Considering scale effects in water quality analysis to enhance the precision of influencing factor response analysis

Abstract

Accurately identifying the optimal spatial scales of effect analysis of influencing factors on water quality is crucial for effective water environment management. To address this, we propose a framework that consists of mix scale division (watersheds, riparian buffers, and circular buffers), and conduct a case study in the Yuanjiang River Basin (YJRB). Scale effects and non-linear impacts of various influencing factors on water quality were identified. The case study results revealed the variations of these water quality indicators were predominated by different influencing factors at various sales, such as by slope (SL) at the scale of riparian buffer (w) = 500 m and circular buffer (r) = 15 km (with a contribution percentage of 16.6 %), mean annual temperature (TE) at the watershed scale (23.4 %), annual precipitation (PR) at the scale of w = watershed and r = 15 km etc. The percentage of cultivated land (CL) > 28 % at the scale (w = 500 m, r = 50 km) will lead to increase in total phosphorus (TP) and SL > 26° at the scale (w = 500 m, r = 15 km) will lead to increase in pondus hydrogenii (pH).
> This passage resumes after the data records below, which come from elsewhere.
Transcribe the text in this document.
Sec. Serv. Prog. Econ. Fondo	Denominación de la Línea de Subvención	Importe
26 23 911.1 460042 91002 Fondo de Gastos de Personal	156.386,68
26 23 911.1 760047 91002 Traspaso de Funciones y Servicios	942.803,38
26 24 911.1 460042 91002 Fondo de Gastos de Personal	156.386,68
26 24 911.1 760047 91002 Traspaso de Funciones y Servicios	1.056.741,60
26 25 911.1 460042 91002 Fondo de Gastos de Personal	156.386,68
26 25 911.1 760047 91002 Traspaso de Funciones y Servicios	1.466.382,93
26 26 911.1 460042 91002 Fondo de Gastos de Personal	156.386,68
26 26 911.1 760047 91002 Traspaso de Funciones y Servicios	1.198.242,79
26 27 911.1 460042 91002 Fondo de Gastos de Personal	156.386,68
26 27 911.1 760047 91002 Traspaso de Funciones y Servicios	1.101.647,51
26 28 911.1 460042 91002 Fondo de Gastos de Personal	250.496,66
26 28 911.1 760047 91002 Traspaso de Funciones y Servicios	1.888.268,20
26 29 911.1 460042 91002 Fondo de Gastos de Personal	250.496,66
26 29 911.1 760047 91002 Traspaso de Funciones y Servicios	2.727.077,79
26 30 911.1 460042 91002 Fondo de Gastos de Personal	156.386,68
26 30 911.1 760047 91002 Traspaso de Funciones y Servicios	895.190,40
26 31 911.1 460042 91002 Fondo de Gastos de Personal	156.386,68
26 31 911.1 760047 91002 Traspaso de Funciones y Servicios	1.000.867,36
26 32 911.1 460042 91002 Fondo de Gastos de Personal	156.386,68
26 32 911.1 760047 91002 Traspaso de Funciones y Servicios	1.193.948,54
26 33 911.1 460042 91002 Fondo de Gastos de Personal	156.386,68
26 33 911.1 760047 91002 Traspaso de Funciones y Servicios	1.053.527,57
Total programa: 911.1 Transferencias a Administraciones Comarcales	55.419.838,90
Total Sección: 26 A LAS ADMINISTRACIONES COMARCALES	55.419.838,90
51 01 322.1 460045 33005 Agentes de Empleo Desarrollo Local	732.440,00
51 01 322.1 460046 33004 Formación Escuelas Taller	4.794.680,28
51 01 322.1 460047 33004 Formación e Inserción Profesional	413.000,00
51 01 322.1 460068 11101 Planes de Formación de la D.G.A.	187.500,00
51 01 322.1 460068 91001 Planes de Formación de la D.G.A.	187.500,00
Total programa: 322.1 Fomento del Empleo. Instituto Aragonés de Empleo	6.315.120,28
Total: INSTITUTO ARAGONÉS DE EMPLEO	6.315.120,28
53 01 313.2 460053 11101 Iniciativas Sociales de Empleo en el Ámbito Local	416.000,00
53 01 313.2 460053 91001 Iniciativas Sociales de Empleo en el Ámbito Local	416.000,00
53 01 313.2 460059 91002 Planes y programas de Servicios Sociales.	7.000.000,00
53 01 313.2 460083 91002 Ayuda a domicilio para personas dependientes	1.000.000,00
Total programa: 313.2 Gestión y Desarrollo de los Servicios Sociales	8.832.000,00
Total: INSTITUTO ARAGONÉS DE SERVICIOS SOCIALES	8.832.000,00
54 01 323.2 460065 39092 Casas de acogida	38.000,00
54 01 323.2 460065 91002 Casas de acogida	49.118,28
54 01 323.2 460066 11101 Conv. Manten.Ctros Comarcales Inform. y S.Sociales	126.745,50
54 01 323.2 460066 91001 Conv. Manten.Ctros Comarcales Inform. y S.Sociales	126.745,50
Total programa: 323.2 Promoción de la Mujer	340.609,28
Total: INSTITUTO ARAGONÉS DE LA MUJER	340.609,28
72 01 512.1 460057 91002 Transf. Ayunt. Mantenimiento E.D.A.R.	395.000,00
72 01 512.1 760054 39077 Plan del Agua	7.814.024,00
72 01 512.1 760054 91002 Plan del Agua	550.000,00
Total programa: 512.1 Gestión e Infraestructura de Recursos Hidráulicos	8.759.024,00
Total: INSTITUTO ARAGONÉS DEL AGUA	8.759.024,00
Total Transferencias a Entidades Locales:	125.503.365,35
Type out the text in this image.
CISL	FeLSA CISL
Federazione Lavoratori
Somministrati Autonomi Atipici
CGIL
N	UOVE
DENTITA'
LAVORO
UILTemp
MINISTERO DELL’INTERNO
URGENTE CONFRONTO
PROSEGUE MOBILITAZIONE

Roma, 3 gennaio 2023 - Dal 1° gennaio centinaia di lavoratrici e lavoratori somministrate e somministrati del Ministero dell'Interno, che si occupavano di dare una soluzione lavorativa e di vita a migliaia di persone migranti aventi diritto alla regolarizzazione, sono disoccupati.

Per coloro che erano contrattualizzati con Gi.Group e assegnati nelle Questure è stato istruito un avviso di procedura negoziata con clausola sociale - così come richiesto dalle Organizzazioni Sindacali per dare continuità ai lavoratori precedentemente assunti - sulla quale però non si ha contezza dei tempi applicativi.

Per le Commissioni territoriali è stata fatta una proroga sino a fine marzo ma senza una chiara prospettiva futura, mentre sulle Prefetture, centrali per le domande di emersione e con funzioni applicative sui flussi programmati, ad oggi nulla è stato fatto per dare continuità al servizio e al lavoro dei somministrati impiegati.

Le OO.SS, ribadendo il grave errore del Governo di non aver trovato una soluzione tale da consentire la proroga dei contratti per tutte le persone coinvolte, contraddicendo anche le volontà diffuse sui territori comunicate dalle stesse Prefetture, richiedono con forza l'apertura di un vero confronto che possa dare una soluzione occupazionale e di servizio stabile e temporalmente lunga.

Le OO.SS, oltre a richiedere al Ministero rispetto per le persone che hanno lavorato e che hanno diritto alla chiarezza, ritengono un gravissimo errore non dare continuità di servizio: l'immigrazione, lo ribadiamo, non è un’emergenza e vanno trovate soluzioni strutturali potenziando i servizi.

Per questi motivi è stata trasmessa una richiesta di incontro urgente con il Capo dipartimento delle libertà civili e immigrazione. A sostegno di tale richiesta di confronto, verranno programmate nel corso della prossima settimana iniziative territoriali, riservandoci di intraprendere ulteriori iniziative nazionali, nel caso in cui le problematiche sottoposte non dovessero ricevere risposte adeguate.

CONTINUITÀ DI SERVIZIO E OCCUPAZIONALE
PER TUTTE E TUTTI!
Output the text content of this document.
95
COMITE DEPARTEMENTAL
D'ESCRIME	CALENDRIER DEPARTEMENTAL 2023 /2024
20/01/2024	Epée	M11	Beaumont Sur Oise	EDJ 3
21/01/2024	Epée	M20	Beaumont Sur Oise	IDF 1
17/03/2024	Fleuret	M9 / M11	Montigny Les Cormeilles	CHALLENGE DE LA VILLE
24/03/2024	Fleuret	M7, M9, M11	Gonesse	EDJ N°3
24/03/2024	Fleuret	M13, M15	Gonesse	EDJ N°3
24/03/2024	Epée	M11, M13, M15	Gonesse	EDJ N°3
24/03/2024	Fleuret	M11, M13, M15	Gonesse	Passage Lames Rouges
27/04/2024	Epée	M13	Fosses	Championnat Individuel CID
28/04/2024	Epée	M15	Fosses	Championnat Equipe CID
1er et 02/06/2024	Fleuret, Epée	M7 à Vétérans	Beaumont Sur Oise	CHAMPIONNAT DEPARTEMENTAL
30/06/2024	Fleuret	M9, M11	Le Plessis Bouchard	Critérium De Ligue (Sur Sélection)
While, POP > 30 person per unit area at the scale (w = 100 m, r = 1 km), SL > 24° at the scale (w = 500 m, r = 15 km), NDVI > 0.48 at the scale (w = 500 m, r = 5 km) and PR > 1300 mm at the scale (w = watershed, r = 15 km) will lead to decrease in ammonia nitrogen (NH3-N), total nitrogen (TN), electrical conductivity (EC) and turbidity (NTU) respectively. Results indicated that the precision can be improved by regulating influencing factors within scale effects and considering the non-linear effects of factors on water quality.